Another major problem I had with the plot was how needlessly dark and depressing it is. Okay guys, I understand that people die in war. I also understand that titans kill a lot of people. But I don’t need to see every death onscreen. It doesn’t add anything. Watching hundreds of faceless people die gives the show a feeling of childish masochism and ruins any emotion the audience can get from a main character dying. “How do we make this hardcore? Like, so hardcore people will think they’re watching something more than an above average shounen?”

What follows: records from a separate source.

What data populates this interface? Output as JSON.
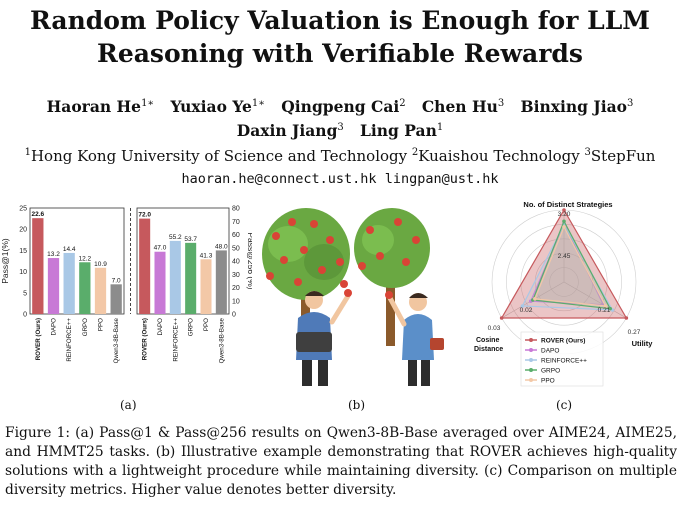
{
  "title": {
    "line1": "Random Policy Valuation is Enough for LLM",
    "line2": "Reasoning with Verifiable Rewards"
  },
  "authors": [
    {
      "name": "Haoran He",
      "sup": "1∗"
    },
    {
      "name": "Yuxiao Ye",
      "sup": "1∗"
    },
    {
      "name": "Qingpeng Cai",
      "sup": "2"
    },
    {
      "name": "Chen Hu",
      "sup": "3"
    },
    {
      "name": "Binxing Jiao",
      "sup": "3"
    },
    {
      "name": "Daxin Jiang",
      "sup": "3"
    },
    {
      "name": "Ling Pan",
      "sup": "1"
    }
  ],
  "affiliations": [
    {
      "sup": "1",
      "name": "Hong Kong University of Science and Technology"
    },
    {
      "sup": "2",
      "name": "Kuaishou Technology"
    },
    {
      "sup": "3",
      "name": "StepFun"
    }
  ],
  "emails": "haoran.he@connect.ust.hk lingpan@ust.hk",
  "colors": {
    "rover": "#c6595d",
    "dapo": "#c879d6",
    "reinforce": "#a9c8e6",
    "grpo": "#5aad6b",
    "ppo": "#f3c8a7",
    "base": "#8c8c8c"
  },
  "panel_labels": {
    "a": "(a)",
    "b": "(b)",
    "c": "(c)"
  },
  "illustration": {
    "icon": "apple-tree-picker-illustration"
  },
  "chart_data": [
    {
      "type": "bar",
      "ylabel": "Pass@1(%)",
      "ylim": [
        0,
        25
      ],
      "yticks": [
        0,
        5,
        10,
        15,
        20,
        25
      ],
      "categories": [
        "ROVER (Ours)",
        "DAPO",
        "REINFORCE++",
        "GRPO",
        "PPO",
        "Qwen3-8B-Base"
      ],
      "values": [
        22.6,
        13.2,
        14.4,
        12.2,
        10.9,
        7.0
      ],
      "labels": [
        "22.6",
        "13.2",
        "14.4",
        "12.2",
        "10.9",
        "7.0"
      ]
    },
    {
      "type": "bar",
      "ylabel": "Pass@256 (%)",
      "ylim": [
        0,
        80
      ],
      "yticks": [
        0,
        10,
        20,
        30,
        40,
        50,
        60,
        70,
        80
      ],
      "categories": [
        "ROVER (Ours)",
        "DAPO",
        "REINFORCE++",
        "GRPO",
        "PPO",
        "Qwen3-8B-Base"
      ],
      "values": [
        72.0,
        47.0,
        55.2,
        53.7,
        41.3,
        48.0
      ],
      "labels": [
        "72.0",
        "47.0",
        "55.2",
        "53.7",
        "41.3",
        "48.0"
      ]
    },
    {
      "type": "radar",
      "axes": [
        {
          "name": "No. of Distinct Strategies",
          "max": 3.2
        },
        {
          "name": "Utility",
          "max": 0.27
        },
        {
          "name": "Cosine Distance",
          "max": 0.03
        }
      ],
      "tick_labels": [
        "3.20",
        "2.45",
        "0.27",
        "0.21",
        "0.03",
        "0.02"
      ],
      "legend_position": "bottom-center",
      "series": [
        {
          "name": "ROVER (Ours)",
          "values": [
            3.2,
            0.27,
            0.03
          ]
        },
        {
          "name": "DAPO",
          "values": [
            2.6,
            0.17,
            0.016
          ]
        },
        {
          "name": "REINFORCE++",
          "values": [
            2.55,
            0.21,
            0.02
          ]
        },
        {
          "name": "GRPO",
          "values": [
            2.7,
            0.2,
            0.015
          ]
        },
        {
          "name": "PPO",
          "values": [
            2.45,
            0.18,
            0.014
          ]
        }
      ]
    }
  ],
  "caption": "Figure 1: (a) Pass@1 & Pass@256 results on Qwen3-8B-Base averaged over AIME24, AIME25, and HMMT25 tasks. (b) Illustrative example demonstrating that ROVER achieves high-quality solutions with a lightweight procedure while maintaining diversity. (c) Comparison on multiple diversity metrics. Higher value denotes better diversity."
}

I know! Add so much death and destruction that just watching it and leaving with a smile on your face is a mark of your depravity. I feel like the deaths were there constantly to try to remind us that we’re watching something more than what AoT actually is and because of that, the constant death and murder becomes pointlessly uninteresting. If a character like Eren or Mikasa were to die, it wouldn’t really feel sad. Instead you’d say “Yup, that’s pretty clearly what’s going to happen.” Death works and makes you have feels when you are attached to the character or feel bad for the circumstances of the character’s death. And that rarely ever happens in Attack on Titan. About the only death you can feel really bad for is Petra, and that’s only because of the vague hint that she might have been married off to Levi. I appreciate the non-overtness of this, but at the same time, its effect on Levi is uninteresting. Levi seems a little different, but his character really doesn’t change much. So why should I care about Petra’s death and why put emphasis on it?

That’s Attack on Titan’s biggest problem: it’s trying to be something it isn’t.

Look at the character’s to see why so many people get drawn into the series. Eren Jaegar is a typical shounen main character who is idealistic and screams a lot and also has a monster inside of him. Armin is the nerdy little guy. Mikasa is an interestingly strong female lead and I can see a lot of female fans watching the show just for the sheer number of badass women.

And that’s the accessibility. Accessible story, accessible characters, and an accessible world.

There are some minor issues. Bad writing, some head scratching areas of the plot (I understand Eren wants to save humanity and kill the titans but he sure murders thousands of innocent civilians in the final fight), long uninteresting stretches of nothing happening. The Linkin Park-esque music that punctuates dramatic scenes really fucks with the tone of the scene and makes it laughable sometimes. But for all that, there is some good

Great animation with fluid fight scenes. One of the best opening numbers of any anime ever. Some genuinely badass moments. Some genuinely badass characters. There are so many good things going on but there are also so many bad things that the series doesn’t excel beyond the realms of above-average. I enjoyed the hell out of Attack on Titan even through all its problems and I can’t wait to hear confirmation of a second season. While it doesn’t have all the aspects that make an anime great, it has every aspect of a fun and entertaining anime. Some parts do drag, the tone is not the best, the characters aren’t that exciting, the action is too slow, the attitude is juvenile, and the plot is weak; but damn is it fun to watch a titan punch another titan’s head off and send it into a clock tower.

People who go into this expecting anything more than typical shounen fair with constant attempts to be edgy (edgy Linking Park music, edgy violence, edgy cuss words!) will be sorely disappointed. This is not the new Berserk by any means. It’s a dumb shounen that’s entertaining because of how dumb it is without being overbearingly dumb.